Good arguments, Chris. However, I find the human mind typically resists ideas that are too far from personal experience. We can't do anything about this resistance in a general way. We can only work to overcome this genetic limitation in ourselves and learn to avoid people who cannot go beyond their small world view.

Ed


On Jul 31, 2009, at 3:03 PM, Chris Zell wrote:

As to hallucinations, there have been a number of people since the '60's who function very well in responsible jobs despite having them. You may not hear much about them since the problem can be an embarrassment. They quickly understand to ignore walls moving as if breathing or rainbow colored rain in a clear sky.

If you encounter a potential hallucination, quickly ask yourself some "bandwidth" questions: Can I feel it? smell it? hear it? and so on. The more senses are involved, the less able the brain is able to simulate reality.

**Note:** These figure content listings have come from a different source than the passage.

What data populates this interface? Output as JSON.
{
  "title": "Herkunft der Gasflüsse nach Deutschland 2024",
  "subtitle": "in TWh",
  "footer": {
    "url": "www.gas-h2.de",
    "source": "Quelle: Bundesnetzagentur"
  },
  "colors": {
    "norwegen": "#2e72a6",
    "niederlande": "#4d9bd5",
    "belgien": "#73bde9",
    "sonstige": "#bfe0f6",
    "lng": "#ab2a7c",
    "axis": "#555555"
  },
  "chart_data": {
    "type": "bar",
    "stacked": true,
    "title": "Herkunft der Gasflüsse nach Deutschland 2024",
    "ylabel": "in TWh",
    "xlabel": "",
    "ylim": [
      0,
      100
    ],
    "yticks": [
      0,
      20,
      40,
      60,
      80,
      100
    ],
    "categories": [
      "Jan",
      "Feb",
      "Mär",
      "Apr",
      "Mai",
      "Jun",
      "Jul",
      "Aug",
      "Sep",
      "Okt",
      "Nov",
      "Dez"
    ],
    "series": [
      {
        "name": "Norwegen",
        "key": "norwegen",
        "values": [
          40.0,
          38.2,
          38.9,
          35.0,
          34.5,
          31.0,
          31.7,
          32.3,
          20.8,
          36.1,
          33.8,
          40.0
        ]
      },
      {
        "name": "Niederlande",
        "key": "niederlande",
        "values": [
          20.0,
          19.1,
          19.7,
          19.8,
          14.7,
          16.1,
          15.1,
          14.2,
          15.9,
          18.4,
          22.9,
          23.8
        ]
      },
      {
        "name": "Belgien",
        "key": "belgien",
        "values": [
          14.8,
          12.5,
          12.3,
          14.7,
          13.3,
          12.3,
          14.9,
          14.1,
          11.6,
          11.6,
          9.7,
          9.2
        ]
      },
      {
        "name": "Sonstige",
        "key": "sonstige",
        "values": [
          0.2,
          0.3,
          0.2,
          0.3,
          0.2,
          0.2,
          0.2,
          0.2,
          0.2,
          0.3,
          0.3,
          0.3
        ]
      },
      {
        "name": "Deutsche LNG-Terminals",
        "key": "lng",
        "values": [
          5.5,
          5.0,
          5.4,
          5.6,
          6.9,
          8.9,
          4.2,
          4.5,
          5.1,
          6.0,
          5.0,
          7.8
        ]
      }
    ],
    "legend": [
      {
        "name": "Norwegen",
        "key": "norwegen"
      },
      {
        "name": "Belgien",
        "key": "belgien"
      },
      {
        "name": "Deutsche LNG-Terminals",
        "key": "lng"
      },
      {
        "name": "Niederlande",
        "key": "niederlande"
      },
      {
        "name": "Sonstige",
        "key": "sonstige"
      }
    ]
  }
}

It is strange that I do not perceive continuous panic or intense advocacy or depressive paralysis from many skeptics as to UFO and related phenomena. If eyewitness information is to be ignored so completely and written off as unreliable, then much of our legal system is worthless and little better than selecting individuals for punishment randomly ( which worked well for Stalin).

Likewise, many of the most dramatic encounters come from airline pilots or law enforcement officers or those charged with defense of our nation - even those who literally "have their finger on the button" of nuclear missiles. If they are all lying or hallucinating, I wonder why some skeptics even bother with any hope, investment or child rearing in an environment in which we depend for our lives on such people. "I hope you enjoyed flying with us". More than that, these people are often the most competently trained, experienced and vetted as to accurate observation relative to the general population.

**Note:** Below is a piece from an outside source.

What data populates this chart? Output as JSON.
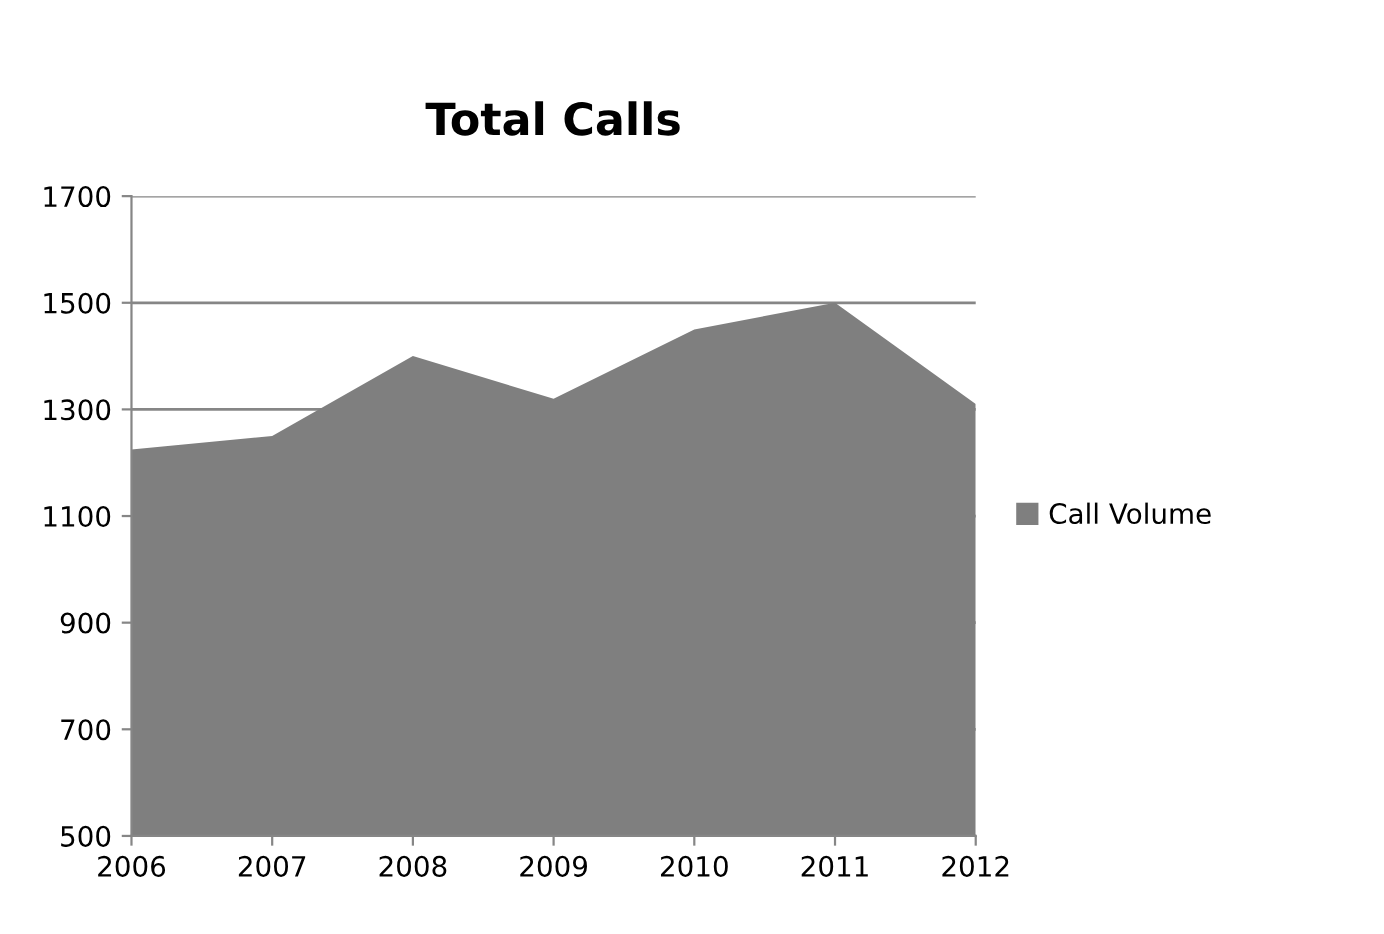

There is a 'law of unintended effects" that needs attention in our collective opinions about science and reality. Anything taken to an extreme can cause a result that is the opposite of what was intended --- and I believe that the persistent denial of UFOs and related psychic phenomena is now encouraging an anti-science public outlook - contrary to what skeptics think. If you keep encountering opinions that would classify you as a fool, you may stop listening altogether.

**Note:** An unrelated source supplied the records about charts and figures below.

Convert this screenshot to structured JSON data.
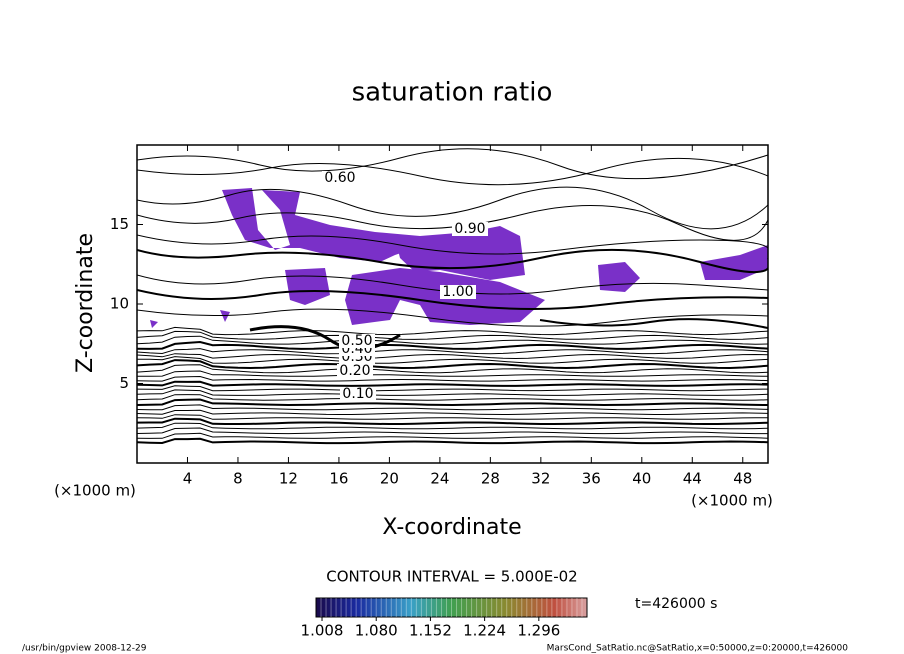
{
  "chart_data": {
    "type": "contour",
    "title": "saturation ratio",
    "x_label": "X-coordinate",
    "y_label": "Z-coordinate",
    "axis_unit": "(×1000 m)",
    "xlim": [
      0,
      50
    ],
    "xticks": [
      4,
      8,
      12,
      16,
      20,
      24,
      28,
      32,
      36,
      40,
      44,
      48
    ],
    "ylim": [
      0,
      20
    ],
    "yticks": [
      5,
      10,
      15
    ],
    "contour_labels": [
      {
        "value": 0.1,
        "label": "0.10"
      },
      {
        "value": 0.2,
        "label": "0.20"
      },
      {
        "value": 0.3,
        "label": "0.30"
      },
      {
        "value": 0.4,
        "label": "0.40"
      },
      {
        "value": 0.5,
        "label": "0.50"
      },
      {
        "value": 0.6,
        "label": "0.60"
      },
      {
        "value": 0.9,
        "label": "0.90"
      },
      {
        "value": 1.0,
        "label": "1.00"
      }
    ],
    "contour_interval": "CONTOUR INTERVAL = 5.000E-02",
    "colorbar_lim": [
      1.0,
      1.36
    ],
    "colorbar_ticks": [
      1.008,
      {
        "value": 1.08,
        "label": "1.080"
      },
      1.152,
      1.224,
      1.296
    ],
    "time_label": "t=426000 s",
    "footer_left": "/usr/bin/gpview   2008-12-29",
    "footer_right": "MarsCond_SatRatio.nc@SatRatio,x=0:50000,z=0:20000,t=426000"
  }
}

Reality , as a concept, seems to be drifting away from common sense into a rarified ivory tower world of merely what some "approved" scientists say it is - and that "approved" can mean no foreigners allowed, also! ( Are results from Russian or Japanese scientists really given the same credibility? Italians? How about Mexican officials?)

Let's add medicine to the denial destruction of scientific reality: So, marijuana has no medical uses according to the Federal government ( two days ago). Really? Are people expected to deny the evidence of their own bodies direct experience? They don't actually feel good because the government says otherwise? Is this a brick apartment building held together by mass hypnosis, a la Monty Python?

Do I need a computer and range finders to guide me across a street busy with traffic? Or can I take my life in my hands and use intuition to cross like everybody else?

There isn't a day that passes that I don't witness the abuse of what is termed science by authorities and cold fusion has been but one example. I really fear we may evolve into a situation in which the investigation of ANY subtle or intermitent anomaly becomes impossible because of "spin", bias, pseudo-skepticism, superficial debunking or "elegant" theories that act as a permanent barrier to the discovery of truth.